Giudice chiamato a decidere in base alle regole preesistenti

di Riccardo Borsari

Non sono molte le sentenze che trattano la tematica del contenuto del modello organizzativo che l’ente è chiamato ad adottare per andare esente dalla responsabilità da reato in base agli articoli 6 e 7 del Dlgs 231/01.

Al netto della – notoria – ridotta applicazione della disciplina del decreto nella giurisprudenza, la ragione della scarsità delle pronunce in argomento può essere attribuita al fatto che la valutazione del modello avviene in sede di accertamento della responsabilità dell’ente, cioè quando oramai si è già verificato il reato-presupposto che il modello intendeva prevenire.

La Cassazione è nondimeno di recente intervenuta affermando importanti principi utili a orientare, nel silenzio del Decreto 231, il sindacato giudiziale sui modelli e, correlativamente, gli enti nelle loro scelte di compliance. Nella sentenza sul caso “Impregilo” (n. 4677/14), la Corte ha negato che il giudice possa impiegare, come parametro di valutazione, personali convincimenti od opinioni soggettive in quanto il Dlgs 231/01, lungi dal configurare una disciplina indeterminata, delinea agli articoli 6 e 7 un contenuto essenziale dei Mog. Ciascun ente può inoltre mutuare le prescrizioni organizzative di dettaglio dalle linee direttrici generali dell’ordinamento (di rango costituzionale in primis), dai principi della logica e dalla consolidata esperienza (ossia, in particolare, dalla disciplina di settore, dalle linee guida emanate dalle associazioni di categoria, dagli atti di autoregolamentazione e dalle best practices diffuse a livello nazionale o internazionale). In questa prospettiva, le regole cautelari che il giudice è chiamato a valutare in sede di verifica dei Mog devono essere preesistenti al giudizio e individuabili ex ante.
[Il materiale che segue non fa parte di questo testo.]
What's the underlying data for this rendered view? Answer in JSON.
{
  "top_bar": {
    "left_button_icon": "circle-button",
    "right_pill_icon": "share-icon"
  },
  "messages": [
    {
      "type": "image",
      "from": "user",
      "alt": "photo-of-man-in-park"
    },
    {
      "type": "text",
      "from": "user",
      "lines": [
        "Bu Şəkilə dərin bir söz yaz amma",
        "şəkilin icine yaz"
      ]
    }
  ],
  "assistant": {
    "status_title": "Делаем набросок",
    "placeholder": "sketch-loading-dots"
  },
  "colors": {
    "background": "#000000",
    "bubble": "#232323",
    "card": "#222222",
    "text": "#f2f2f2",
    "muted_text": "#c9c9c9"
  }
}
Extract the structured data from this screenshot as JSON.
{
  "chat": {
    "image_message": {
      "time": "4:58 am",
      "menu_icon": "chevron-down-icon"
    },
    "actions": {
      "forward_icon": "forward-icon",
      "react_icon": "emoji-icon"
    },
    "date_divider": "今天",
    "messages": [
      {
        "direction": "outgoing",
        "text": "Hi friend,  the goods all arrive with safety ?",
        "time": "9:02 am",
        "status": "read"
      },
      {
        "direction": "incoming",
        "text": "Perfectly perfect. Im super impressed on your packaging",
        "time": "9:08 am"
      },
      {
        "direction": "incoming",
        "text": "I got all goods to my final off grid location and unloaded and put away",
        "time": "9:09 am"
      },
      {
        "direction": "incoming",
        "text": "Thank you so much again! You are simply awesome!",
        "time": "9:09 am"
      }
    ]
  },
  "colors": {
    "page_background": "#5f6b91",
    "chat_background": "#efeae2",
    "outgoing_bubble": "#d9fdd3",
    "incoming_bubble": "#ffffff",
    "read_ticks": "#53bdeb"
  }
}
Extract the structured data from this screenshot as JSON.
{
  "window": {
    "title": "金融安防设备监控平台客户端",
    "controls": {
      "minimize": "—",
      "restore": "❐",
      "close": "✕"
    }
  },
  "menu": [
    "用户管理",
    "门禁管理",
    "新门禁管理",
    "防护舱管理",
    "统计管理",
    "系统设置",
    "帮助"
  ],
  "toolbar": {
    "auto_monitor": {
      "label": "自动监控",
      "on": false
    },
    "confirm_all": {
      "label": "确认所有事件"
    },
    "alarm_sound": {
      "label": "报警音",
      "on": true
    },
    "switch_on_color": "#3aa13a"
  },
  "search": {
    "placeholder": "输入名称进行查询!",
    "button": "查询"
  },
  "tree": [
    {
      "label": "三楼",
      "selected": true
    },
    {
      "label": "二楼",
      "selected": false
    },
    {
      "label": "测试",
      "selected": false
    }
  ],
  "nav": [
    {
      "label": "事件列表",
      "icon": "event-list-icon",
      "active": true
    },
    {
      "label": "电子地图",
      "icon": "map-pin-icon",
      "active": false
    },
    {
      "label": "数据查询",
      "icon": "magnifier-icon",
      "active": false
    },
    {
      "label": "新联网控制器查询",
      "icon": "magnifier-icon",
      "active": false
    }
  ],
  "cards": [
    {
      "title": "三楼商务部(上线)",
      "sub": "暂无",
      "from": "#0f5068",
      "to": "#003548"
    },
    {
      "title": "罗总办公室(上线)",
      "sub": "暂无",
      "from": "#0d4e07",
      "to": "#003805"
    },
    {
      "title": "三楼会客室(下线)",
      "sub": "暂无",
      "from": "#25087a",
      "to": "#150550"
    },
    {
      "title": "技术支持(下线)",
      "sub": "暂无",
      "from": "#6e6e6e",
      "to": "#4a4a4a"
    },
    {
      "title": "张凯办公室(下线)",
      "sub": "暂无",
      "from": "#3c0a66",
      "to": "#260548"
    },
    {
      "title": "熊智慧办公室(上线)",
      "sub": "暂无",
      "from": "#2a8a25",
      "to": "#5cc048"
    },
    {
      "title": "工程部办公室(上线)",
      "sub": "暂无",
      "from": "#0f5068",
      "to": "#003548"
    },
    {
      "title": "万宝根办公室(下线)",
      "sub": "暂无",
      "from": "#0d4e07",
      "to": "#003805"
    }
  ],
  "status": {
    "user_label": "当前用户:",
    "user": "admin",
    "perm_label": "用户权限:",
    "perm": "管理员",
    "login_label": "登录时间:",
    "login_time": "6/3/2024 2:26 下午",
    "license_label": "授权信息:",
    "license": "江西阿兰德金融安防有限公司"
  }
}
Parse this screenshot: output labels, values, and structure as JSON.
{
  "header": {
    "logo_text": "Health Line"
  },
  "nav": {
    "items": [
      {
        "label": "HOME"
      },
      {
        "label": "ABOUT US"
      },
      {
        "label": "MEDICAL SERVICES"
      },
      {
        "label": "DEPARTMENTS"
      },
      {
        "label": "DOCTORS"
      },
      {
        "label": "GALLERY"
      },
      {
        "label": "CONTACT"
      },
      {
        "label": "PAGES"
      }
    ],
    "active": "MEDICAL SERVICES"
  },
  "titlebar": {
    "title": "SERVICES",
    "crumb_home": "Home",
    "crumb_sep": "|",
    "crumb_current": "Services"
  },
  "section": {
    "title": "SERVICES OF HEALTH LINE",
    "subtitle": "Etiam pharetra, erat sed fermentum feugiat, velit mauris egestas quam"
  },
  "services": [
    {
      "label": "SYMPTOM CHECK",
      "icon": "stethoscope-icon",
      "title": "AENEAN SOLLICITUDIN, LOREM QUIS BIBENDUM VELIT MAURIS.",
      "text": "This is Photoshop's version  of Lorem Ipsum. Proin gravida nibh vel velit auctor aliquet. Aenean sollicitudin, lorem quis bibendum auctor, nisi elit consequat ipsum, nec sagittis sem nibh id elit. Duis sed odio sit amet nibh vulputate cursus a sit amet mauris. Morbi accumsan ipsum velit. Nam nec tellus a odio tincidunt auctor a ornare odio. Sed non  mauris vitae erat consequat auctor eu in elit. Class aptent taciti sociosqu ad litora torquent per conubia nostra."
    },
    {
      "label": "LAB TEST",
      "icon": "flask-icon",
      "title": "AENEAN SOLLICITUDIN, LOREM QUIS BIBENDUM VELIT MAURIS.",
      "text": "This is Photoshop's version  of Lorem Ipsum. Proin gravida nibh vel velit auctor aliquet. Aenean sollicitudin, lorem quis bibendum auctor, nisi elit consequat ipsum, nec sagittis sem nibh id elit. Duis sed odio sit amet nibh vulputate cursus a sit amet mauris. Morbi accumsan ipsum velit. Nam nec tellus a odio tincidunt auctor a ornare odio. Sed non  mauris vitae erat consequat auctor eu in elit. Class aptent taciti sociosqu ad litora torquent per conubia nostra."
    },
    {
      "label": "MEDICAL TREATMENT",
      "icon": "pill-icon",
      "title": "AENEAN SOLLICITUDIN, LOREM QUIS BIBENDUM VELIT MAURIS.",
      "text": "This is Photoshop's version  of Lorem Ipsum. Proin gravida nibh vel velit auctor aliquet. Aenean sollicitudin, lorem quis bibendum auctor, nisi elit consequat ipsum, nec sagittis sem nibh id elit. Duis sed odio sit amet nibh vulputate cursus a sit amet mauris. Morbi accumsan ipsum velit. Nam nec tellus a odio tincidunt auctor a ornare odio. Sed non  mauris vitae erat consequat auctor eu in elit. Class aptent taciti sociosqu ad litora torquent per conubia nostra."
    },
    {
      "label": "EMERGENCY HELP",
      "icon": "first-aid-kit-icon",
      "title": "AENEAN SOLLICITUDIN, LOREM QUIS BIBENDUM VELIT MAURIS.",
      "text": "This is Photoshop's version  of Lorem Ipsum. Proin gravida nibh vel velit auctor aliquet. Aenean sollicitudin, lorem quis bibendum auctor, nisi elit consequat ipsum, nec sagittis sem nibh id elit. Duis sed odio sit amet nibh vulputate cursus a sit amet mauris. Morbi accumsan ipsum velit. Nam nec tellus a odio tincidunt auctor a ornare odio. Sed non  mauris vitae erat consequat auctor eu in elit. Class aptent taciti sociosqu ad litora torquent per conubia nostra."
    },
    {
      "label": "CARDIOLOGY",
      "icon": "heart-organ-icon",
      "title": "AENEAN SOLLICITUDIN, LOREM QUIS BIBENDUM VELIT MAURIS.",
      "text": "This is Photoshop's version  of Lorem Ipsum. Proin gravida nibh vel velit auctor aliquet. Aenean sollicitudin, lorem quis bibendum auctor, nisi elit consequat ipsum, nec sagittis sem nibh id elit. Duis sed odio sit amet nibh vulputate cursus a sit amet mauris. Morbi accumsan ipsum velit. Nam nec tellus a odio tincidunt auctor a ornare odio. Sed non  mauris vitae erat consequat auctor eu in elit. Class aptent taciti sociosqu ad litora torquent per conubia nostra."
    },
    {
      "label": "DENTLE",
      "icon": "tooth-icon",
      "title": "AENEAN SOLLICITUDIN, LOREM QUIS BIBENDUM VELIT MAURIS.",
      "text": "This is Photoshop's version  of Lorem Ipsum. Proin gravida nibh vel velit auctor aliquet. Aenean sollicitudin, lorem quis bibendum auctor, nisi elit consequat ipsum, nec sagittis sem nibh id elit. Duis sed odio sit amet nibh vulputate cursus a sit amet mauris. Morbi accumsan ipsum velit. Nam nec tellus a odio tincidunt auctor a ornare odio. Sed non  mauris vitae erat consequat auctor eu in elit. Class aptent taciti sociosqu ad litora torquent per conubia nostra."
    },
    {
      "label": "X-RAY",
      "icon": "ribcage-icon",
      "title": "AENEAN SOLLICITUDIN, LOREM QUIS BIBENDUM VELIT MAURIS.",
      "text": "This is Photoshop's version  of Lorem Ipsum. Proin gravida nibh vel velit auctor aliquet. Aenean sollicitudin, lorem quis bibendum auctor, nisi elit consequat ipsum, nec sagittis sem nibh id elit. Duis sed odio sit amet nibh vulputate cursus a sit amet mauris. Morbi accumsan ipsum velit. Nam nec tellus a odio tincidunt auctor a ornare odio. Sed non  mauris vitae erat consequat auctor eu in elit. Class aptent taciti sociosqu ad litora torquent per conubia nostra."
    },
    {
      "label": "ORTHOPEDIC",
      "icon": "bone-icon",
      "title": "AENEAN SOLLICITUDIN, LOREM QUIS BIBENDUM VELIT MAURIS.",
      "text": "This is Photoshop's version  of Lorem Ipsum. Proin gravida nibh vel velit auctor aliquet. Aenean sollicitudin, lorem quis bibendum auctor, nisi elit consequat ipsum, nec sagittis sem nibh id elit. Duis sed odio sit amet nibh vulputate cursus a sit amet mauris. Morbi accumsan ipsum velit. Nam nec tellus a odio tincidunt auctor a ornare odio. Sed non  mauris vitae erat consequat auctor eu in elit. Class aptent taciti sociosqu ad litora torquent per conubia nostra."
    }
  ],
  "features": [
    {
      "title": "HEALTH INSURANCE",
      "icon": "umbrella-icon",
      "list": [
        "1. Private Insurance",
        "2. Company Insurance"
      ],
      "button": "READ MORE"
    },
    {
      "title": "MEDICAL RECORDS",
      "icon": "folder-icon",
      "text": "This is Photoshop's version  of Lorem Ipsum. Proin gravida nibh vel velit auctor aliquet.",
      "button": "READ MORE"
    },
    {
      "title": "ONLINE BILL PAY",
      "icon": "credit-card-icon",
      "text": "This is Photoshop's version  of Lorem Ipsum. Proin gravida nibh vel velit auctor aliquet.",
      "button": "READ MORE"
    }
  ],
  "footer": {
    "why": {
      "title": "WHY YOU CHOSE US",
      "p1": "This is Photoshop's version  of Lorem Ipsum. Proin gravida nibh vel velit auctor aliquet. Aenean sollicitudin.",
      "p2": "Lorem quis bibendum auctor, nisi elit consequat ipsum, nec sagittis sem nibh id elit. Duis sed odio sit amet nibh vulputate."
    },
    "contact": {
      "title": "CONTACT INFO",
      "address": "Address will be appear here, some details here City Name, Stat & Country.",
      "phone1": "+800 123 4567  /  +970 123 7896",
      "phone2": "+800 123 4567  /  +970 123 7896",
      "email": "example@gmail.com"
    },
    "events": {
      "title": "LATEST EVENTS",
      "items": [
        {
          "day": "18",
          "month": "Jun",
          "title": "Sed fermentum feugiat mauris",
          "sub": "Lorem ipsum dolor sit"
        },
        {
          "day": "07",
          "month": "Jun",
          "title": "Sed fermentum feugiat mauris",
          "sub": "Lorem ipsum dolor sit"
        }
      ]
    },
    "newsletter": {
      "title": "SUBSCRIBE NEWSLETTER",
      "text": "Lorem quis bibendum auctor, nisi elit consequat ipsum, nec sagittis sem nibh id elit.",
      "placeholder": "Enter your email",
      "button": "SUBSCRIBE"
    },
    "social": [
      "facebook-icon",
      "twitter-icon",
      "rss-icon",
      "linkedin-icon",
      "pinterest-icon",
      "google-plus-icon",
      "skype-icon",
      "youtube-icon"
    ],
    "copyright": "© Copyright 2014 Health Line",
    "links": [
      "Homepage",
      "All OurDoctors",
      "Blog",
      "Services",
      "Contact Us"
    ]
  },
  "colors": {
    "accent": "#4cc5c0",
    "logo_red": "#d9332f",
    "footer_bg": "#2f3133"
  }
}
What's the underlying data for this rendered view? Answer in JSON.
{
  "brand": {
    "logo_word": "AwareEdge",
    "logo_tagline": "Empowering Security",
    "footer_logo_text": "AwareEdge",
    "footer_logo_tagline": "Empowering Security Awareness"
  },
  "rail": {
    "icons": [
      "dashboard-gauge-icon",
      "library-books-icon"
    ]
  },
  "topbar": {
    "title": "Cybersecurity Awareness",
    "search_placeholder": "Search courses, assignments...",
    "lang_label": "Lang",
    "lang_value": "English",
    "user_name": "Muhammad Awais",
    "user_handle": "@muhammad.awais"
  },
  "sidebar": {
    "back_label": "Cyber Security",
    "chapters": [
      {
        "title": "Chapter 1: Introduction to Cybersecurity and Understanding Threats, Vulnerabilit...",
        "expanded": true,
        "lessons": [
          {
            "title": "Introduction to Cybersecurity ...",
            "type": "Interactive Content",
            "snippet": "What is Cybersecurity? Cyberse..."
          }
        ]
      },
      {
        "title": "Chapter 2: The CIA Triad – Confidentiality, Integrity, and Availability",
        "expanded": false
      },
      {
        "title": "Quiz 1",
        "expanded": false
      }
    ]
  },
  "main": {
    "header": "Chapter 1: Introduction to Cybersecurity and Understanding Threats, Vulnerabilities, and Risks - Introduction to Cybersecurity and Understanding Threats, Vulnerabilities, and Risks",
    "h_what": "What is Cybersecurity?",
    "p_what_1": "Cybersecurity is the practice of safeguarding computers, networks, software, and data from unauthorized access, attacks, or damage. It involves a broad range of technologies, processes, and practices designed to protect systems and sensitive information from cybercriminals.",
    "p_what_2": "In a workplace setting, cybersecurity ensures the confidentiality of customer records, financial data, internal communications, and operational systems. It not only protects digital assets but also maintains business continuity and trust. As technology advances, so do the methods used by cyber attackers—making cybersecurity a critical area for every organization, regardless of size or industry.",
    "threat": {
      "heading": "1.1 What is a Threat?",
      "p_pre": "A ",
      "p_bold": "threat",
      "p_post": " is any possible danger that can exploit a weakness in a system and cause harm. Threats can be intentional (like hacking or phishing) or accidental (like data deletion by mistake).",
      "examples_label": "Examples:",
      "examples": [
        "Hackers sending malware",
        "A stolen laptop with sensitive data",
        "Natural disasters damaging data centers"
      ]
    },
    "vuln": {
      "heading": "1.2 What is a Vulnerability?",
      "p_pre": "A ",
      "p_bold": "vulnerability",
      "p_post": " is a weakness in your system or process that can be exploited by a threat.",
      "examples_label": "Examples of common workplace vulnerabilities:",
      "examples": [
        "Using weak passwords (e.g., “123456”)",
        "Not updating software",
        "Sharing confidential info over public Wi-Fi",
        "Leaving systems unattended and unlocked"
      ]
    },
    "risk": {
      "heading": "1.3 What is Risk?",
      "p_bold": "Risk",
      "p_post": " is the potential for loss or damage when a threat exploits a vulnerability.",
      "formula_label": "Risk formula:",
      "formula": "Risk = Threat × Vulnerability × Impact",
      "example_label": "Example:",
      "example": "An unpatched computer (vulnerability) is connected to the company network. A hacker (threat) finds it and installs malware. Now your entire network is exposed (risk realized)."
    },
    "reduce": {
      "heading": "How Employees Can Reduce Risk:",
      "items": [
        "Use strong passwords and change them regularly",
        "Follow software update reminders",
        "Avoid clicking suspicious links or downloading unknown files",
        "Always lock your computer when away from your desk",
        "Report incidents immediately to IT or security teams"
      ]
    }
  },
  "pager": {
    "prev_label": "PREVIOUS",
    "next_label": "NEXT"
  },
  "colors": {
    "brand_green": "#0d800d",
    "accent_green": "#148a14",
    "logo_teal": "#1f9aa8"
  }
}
I modelli organizzativi idonei sono pertanto quelli forgiati dalle migliori conoscenze, consolidate e condivise nel momento storico in cui è commesso l’illecito e calate nella specifica realtà organizzativa di ciascun ente.

Detta impostazione è stata confermata dalle Sezioni Unite nella sentenza sulla vicenda “Thyssenkrupp” (n. 38343/14), che, nel disattendere la censura di incostituzionalità per indeterminatezza dell’articolo 6 del Dlgs 231, ha allontanato il rischio che il giudice possa costruire retrospettivamente una regola cautelare non riconoscibile come tale al momento del fatto, giacché il sindacato richiesto dal Decreto 231 sul modello organizzativo deve intendersi quale giudizio strettamente normativo teso a confrontare le cautele adottate con quelle preesistenti e prevedibili nel caso concreto. Lo stesso criterio viene ritenuto applicabile per i Mog adottati dall’ente in seguito alla commissione del reato, con la sola peculiarità che essi, in aggiunta, devono rimuovere le carenze dell’apparato organizzativo già emerse in passato.

Come si è appena ricordato, la sentenza “Impregilo” ha fatto esplicito riferimento alla «consolidata esperienza» quale “fonte” per la redazione dei modelli organizzativi. Nello specifico, i Giudici hanno preso posizione sul rinvio ai codici di comportamento redatti dalle associazioni rappresentative ai sensi dell’articolo 6, comma 3, del Dlgs 231/01, affermando che essi, pur potendo essere assunti come base di elaborazione del modello, necessitano di essere calati nella realtà concreta del singolo ente. Ciò in quanto spetta sempre al giudice il vaglio sull’adeguatezza dei modelli, dovendosi escludere qualsivoglia “privatizzazione” della relativa regola di giudizio nel caso concreto.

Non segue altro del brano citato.